Copyright 2017 Paddock Publications, Inc.
Chicago Daily Herald
As another school year gets under way, kids' sports teams are also kicking back into full gear.
When activities and school work start competing for your child's attention and time, it can be overwhelming to balance it all.
While the benefits of playing sports far outweigh the negative aspects, according to Dr. Rebecca Carl, an attending physician in the Institute for Sports Medicine, there are certain precautions that all parents should take into account as they sign their kids up for another year of practices and games.
Keep the main purpose of sports in mind Organized sports are meant to be a way for kids to stay fit and socialize with their peers. For the most part, they're not meant to be training for careers in professional sports. Some teams focus on building skills, not necessarily winning games or going to tournaments, which often can become the main objectives for many travel teams.
Consider what type of team is best for you
Getting involved in more than one sport is good. Keeping a check on the competitiveness of your child's sport can make it easier to help them split their time between a few different activities. "Sports specialization," which occurs when kids play just one sport year-round, can lead to injuries for young athletes.
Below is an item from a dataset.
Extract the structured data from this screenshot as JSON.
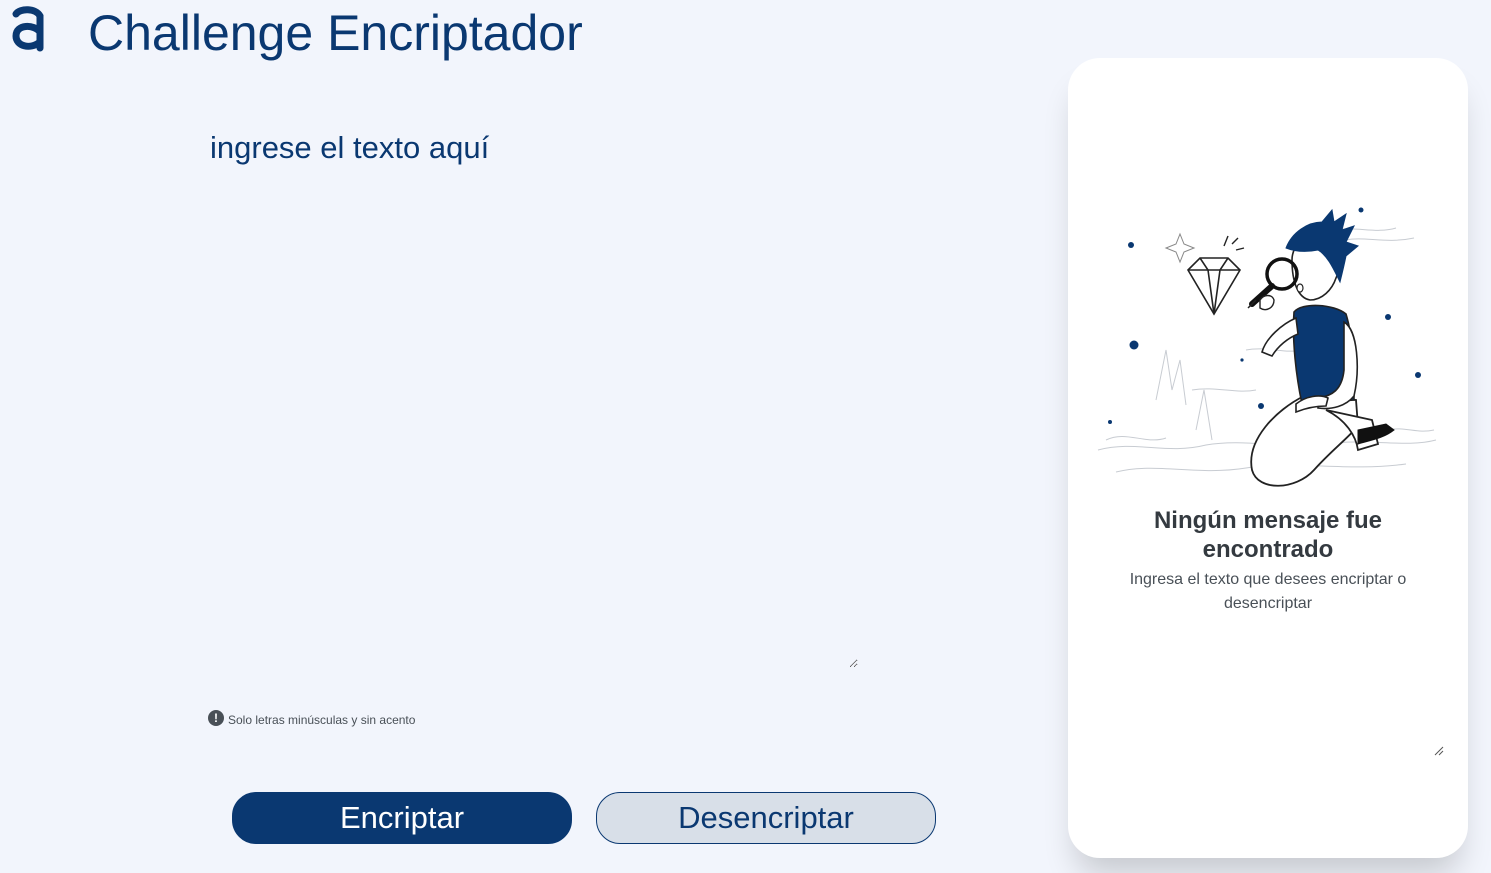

When a child specializes in one particular sport early on, they use the same muscles and joints repeatedly. Kids are at risk for certain types of overuse injuries because their developing skeletons are vulnerable to growth plate injuries.
As the demands on kids to play one specific sport more frequently increase, so does the rate of injury. To head off overuse injuries, Dr. Carl recommends that kids participate on no more than one team each season, though it's OK if seasons overlap a little. They should also have one to two days a week to rest without any practices or games. "Children who are involved in competitive sports every day of the week aren't just at risk for overuse injuries. They're also at of risk burning out," says Dr. Carl.
Be on the lookout for signs of fatigue
Playing a sport day in and day out for years can begin to wear on some children, to the point where they're not playing the sport because they're enjoying it, but because they feel like they must. Signs of a child getting weary of playing a sport include:
*Lack of excitement about playing the sport
*Fatigue before or after practices
*Lots of aches and pains that seem minor but get in the way of the child's performance
*Becoming less engaged with a sport as they age
Parents should be watching for these changes in their child. It's important that parents listen to their children and take their feelings and concerns seriously when they feel worn-out. Remember who's in charge. "As the parent, it's up to you to set your family's priorities and to make sure your children's enthusiasm for a sport isn't clouding your judgment about what's best for everyone," reminds Dr. Carl. If a travel sports team schedule dictates the family schedule, it may be time to reconsider your child's participation.
Nowadays, there are so many different activities and ways for kids to join organized sports, it's much easier to find an activity that fits in with your family life.